Von Privat ist nicht gleich von privat. Man muss die Geschichte der Menschen und des Hundes dazu sehen.
zum Thema:
Ich denke, dass es möglich ist.
Weißt du, ich studiere auch ein doch sehr zeitaufwändiges Studium. Ich habe einen - vielleicht bald 2 - Hunde und es geht auch. Ich habe eben zuverlässige Sitter, denen ich meinen Hund wirklich anvertraue und wo ich weiß, dass sie nicht einfach absagen.
Ich weiß auch, dass es manchmal Stressig ist. Weil man lieber jetzt noch in der Mensa essen will - stattdessen fährt man eben nach Hause und geht mit dem Hund Gassi und isst eben später war (gut, in deinem Fall geht das mit dem nach Hause fahren schlecht - aber du wirst trotzdem zurückstecken müssen).
Dann gehe ich eben Abends nicht noch feiern, wenn der Hund schon tagsüber 6 Stunden alleine war. Dann stehe ich eben eine Stunde früher aus, als Kommilitonen, um mit dem Hund zu gehen.
Du musst wissen, dass ein Hund auch Einschränkungen bedeuten können - und trotzdem lohnt es sich meiner Meinung nach, das in Kauf zu nehmen.
Bedenke, dass der Hund einige Zeit benötigt, bis er "mitlaufen" kann. Grade in der ersten Zeit kannst du ihn nicht einfach alleine lassen - das muss er lernen und er muss sich einleben können. Besonders in der ersten Zeit muss er lernen, wie er sich verhalten muss. Die Erziehung geht ein Hundeleben lang weiter, aber grade in der ersten Zeit bei dir werden die wichtigsten Grundregeln gefestigt.

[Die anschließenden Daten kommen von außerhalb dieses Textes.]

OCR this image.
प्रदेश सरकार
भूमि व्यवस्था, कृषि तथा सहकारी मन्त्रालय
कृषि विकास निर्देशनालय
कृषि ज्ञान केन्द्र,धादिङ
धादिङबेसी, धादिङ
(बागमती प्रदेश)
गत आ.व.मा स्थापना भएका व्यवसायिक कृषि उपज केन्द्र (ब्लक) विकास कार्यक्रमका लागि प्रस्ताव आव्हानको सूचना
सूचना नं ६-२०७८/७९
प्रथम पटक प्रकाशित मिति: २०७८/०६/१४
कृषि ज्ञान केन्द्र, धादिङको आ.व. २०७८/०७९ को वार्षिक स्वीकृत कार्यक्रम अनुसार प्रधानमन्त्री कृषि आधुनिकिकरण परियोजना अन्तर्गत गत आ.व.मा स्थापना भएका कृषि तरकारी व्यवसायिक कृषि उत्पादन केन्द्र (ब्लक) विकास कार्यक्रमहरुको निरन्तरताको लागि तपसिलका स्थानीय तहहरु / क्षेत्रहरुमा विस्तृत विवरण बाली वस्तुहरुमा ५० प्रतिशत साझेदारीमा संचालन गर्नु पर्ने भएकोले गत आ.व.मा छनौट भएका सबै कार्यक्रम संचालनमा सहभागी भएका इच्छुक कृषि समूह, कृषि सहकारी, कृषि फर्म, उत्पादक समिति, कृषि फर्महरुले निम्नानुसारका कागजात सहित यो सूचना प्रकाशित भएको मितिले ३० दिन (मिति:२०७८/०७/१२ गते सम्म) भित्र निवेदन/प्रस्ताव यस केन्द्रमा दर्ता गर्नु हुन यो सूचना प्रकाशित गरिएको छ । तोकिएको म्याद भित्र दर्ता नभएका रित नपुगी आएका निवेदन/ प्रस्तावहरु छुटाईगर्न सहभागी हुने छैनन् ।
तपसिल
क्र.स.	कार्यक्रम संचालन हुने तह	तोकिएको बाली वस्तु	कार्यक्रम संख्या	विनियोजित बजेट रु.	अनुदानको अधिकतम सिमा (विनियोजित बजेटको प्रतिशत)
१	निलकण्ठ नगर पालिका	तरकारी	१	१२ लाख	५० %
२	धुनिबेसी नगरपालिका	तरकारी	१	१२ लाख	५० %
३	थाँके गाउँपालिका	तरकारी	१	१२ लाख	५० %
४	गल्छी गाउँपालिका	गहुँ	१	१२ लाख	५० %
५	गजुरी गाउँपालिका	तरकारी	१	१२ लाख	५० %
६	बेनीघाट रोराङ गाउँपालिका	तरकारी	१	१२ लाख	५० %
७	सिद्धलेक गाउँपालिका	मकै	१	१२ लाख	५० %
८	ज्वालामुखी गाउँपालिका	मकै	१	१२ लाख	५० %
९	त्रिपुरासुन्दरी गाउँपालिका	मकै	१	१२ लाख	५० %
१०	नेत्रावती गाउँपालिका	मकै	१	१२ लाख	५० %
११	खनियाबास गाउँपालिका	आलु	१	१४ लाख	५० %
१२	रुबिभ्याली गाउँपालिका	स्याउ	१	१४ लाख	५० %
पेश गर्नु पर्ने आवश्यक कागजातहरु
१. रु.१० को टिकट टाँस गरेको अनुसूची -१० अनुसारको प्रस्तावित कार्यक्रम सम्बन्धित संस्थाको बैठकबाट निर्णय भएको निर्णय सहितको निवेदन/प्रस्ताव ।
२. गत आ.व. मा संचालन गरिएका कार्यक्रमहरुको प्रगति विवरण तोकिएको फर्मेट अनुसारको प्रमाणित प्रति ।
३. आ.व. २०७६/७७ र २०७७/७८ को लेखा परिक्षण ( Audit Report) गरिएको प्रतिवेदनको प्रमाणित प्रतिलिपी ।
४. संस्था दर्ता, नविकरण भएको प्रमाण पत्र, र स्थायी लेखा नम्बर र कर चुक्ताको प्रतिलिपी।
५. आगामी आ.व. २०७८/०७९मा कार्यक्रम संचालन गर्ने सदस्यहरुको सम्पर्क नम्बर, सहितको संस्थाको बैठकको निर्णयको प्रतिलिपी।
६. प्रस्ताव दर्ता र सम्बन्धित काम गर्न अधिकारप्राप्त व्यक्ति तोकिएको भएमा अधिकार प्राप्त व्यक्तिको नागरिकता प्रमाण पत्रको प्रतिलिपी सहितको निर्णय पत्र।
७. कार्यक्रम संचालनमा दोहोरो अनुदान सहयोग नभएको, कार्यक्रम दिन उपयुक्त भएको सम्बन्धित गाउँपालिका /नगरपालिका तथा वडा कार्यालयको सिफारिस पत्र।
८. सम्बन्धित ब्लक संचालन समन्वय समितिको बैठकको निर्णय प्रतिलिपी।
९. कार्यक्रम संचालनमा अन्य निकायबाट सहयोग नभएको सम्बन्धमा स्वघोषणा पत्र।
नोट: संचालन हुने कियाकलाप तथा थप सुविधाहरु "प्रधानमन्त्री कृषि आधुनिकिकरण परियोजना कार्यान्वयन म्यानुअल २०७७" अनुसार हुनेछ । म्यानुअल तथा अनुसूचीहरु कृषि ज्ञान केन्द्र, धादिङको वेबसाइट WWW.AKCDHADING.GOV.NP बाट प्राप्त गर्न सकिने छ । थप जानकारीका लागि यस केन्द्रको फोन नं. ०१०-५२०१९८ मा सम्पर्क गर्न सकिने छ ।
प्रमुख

Ich würde dir - wenn du dir wirklich bewusst bist, was auf dich zukommt und bereit bist, das auch durchzuziehen - ebenfalls einen etwas älteren Hund empfehlen, dessen Vorgeschichte du kennst. Wie Hummel schon schrieb, vielleicht auch einen etwas kleineren, den du bequem mitnehmen kannst - denn das ist mit einem 8kilo Terrier-Mix defintiv einfacher als mit einem 50kilo Molosser.
Schau doch einfach mal im örtlichen Tierheim vorbei, schau, wie die Hunde dort "drauf" sind und vielleicht findest du dort einen passenden Begleiter.